There has been “a lot of apprehension,” admits Cleveland Clinic’s Dr. Morris, “but I think that once we start doing it, a lot of that will be allayed.” Physicians are worried, for instance, about having to field a lot of patient phone calls. “That could happen, but that also is a good thing. An engaged patient is the best kind of patient we can have.”

And transparency is “not a curse,” adds Geisingers Dr. Darer. “Every time we have allowed patients to partici- pate in their care in meaningful ways, we learn the exact opposite of what our fears were.” Patients end up being, he says, “more accepting. Their number of questions goes down. They are less anxious, and they feel more included.”

Deborah Gesensway is a freelance writer who covers U.S. health care from Toronto.

Starting a dialogue

DURING HIS FIVE YEARS AS A HOSPITALIST, the one aspect of hospital medicine that David Puzycki, MD, found most frustrating was the lack of time he had to talk with and listen to patients and families. Dr. Puzycki had left a solo internal medicine practice to become a hospitalist at Lakeland Regional Medical Center in St. Joseph, Mich. In November, he flipped back again, leaving that position to return to primary care internal medicine.

But when he was a hospitalist, he had an idea: Why not create a summary of all the day’s hospital notes “not only his own, but those from consultants, therapists and nurses as well “that could be cut and pasted from the electronic medical record? He could then print it out and give it to patients at the end of the day, telling them to read over the notes, share them with family members, and jot down any comments or questions they had. Patients would then share those questions with him the next morning.

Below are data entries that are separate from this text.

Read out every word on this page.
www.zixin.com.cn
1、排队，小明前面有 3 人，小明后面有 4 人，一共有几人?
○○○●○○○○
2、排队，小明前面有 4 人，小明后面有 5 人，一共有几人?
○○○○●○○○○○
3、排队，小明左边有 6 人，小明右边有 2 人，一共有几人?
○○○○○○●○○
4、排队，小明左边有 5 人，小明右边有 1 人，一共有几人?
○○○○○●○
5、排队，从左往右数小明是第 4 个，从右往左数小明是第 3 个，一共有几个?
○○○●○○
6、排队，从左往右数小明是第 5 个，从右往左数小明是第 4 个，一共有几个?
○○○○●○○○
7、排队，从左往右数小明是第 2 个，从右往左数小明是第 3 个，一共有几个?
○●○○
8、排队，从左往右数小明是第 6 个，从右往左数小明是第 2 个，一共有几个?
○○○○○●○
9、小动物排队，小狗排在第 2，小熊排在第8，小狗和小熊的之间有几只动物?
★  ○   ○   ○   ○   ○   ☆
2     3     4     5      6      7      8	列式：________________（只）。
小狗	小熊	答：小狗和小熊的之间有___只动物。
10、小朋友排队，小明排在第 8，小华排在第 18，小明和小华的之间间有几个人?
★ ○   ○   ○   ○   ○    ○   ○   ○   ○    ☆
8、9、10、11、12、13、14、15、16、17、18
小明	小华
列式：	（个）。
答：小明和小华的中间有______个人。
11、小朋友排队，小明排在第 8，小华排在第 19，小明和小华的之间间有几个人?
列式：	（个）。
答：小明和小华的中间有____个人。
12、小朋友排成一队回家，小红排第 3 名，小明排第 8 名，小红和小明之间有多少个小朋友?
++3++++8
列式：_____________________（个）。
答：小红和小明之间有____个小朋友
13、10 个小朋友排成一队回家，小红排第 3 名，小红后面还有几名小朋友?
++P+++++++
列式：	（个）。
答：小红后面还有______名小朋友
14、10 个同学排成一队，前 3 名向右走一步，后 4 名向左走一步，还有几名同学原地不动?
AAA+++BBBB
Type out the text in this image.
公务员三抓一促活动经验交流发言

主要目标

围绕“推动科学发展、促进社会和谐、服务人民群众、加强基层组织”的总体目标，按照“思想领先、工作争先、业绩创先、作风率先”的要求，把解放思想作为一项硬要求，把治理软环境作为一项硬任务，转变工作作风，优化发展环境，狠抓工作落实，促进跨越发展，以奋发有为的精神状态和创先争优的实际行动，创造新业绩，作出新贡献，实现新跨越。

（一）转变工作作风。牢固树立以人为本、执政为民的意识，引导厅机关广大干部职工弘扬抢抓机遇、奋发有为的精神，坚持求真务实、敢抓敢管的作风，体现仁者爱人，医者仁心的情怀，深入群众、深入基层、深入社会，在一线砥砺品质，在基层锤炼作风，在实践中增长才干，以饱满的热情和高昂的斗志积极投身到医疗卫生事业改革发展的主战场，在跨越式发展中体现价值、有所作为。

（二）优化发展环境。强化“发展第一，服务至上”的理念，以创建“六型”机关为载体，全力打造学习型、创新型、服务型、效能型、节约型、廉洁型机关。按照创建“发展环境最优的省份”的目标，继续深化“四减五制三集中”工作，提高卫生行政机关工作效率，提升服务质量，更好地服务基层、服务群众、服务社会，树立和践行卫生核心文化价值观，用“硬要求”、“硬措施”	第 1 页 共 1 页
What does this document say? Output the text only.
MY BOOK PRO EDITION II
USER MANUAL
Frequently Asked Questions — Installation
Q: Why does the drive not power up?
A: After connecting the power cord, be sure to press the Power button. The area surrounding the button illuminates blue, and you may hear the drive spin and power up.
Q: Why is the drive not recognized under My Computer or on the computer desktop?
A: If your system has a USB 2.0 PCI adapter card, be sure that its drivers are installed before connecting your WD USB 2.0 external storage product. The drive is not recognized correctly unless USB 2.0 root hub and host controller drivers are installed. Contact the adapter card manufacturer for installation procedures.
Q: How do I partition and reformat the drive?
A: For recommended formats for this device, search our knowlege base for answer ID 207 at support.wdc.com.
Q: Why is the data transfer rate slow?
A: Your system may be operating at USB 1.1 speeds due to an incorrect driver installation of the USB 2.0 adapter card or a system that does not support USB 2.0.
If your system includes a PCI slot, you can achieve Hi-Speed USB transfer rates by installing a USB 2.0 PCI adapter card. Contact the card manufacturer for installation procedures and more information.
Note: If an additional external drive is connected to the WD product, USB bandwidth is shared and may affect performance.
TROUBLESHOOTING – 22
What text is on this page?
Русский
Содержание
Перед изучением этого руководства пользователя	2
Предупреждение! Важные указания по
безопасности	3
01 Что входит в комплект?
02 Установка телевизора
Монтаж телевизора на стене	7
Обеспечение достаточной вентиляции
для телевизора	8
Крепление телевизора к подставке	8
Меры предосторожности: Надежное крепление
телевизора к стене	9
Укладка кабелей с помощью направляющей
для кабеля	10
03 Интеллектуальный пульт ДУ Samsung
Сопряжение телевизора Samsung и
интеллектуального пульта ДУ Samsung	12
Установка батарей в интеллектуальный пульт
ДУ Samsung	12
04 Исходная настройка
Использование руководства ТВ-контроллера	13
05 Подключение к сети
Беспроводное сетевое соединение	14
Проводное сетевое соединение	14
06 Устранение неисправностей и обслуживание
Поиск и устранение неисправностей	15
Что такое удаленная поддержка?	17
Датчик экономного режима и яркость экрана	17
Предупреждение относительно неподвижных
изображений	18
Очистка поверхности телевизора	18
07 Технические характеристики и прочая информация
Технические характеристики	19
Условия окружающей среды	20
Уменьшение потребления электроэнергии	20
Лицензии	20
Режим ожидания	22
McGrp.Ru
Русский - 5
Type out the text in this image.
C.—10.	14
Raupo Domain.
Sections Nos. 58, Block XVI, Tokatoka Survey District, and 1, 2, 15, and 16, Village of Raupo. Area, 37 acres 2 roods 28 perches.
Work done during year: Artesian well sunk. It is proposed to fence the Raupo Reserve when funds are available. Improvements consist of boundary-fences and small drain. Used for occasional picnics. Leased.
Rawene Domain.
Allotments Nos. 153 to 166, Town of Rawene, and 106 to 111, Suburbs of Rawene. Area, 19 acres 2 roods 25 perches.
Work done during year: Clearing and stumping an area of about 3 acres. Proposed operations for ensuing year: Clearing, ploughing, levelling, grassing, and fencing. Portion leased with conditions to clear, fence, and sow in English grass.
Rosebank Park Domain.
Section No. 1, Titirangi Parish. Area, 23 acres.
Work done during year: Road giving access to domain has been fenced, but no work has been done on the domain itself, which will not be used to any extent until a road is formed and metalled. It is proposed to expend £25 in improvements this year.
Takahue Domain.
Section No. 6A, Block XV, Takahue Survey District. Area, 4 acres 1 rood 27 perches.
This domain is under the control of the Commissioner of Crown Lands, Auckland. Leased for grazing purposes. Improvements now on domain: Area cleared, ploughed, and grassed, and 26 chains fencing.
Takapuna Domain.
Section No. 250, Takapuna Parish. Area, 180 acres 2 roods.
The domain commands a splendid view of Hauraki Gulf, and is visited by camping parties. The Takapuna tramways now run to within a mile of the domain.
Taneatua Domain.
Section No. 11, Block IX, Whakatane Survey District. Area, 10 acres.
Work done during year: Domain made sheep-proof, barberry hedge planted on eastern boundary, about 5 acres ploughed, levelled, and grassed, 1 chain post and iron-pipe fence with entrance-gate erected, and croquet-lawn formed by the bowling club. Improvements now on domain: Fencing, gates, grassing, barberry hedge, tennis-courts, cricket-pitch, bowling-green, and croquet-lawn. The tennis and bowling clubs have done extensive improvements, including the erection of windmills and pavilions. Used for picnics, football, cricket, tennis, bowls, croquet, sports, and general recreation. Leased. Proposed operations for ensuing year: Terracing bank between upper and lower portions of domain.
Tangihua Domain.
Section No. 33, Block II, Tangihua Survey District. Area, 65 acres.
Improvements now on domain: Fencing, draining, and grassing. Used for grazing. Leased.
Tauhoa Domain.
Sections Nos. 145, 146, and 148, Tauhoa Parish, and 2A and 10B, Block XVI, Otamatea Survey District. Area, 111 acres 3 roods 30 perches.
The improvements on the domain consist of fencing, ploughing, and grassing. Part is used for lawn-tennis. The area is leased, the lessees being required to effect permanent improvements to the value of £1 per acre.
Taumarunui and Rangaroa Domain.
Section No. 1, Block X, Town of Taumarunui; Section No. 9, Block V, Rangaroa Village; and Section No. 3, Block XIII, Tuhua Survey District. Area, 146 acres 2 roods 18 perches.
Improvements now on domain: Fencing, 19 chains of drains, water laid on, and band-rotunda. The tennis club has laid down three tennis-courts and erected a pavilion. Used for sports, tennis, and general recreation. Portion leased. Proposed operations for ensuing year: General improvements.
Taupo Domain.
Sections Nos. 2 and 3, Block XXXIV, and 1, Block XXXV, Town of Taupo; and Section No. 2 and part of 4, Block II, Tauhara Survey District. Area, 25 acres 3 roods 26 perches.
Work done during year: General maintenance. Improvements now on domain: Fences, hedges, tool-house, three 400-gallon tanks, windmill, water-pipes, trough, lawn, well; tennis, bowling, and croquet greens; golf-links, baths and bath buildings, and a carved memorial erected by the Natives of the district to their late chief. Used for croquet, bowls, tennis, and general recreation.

It was a lot of work, and something he did on his own, independent of the group he was practicing in. But Dr. Puzycki distributed just such a document to patients and colleagues for much of last year.

“I used this as a tool to communicate to my patients,” he says. “I told them that I wanted them to read the notes, and if they didn’t understand a term, to ask me or their nurse.” In his notes, Dr. Puzycki says that he used medical terms. “I would tell them that I want to catch as many of the nuances of your case. Please tell me more.”

Sometimes, he would say to patients, “Please review the note, and if you see something you have concerns about, let us know. It was a nice way to say, ‘Did we make a mistake?’ ”

He ended up being “surprised by how much error there is in a note. “People like the fact that I really want to get it right. That’s been my experience.”

While Dr. Puzycki says many of his colleagues disliked his system “especially his reworking of the traditional SOAP note form they were used to “his patients “universally told me they loved it.” This was true, he says, even though only a minority of patients wrote down notes, questions or corrections.

“It opened up a dialogue,” he says, “And because you are opening up a dialogue, you are increasing patient understanding and satisfaction. I believe that if you engage patients in their care, they will find the care more satisfactory.”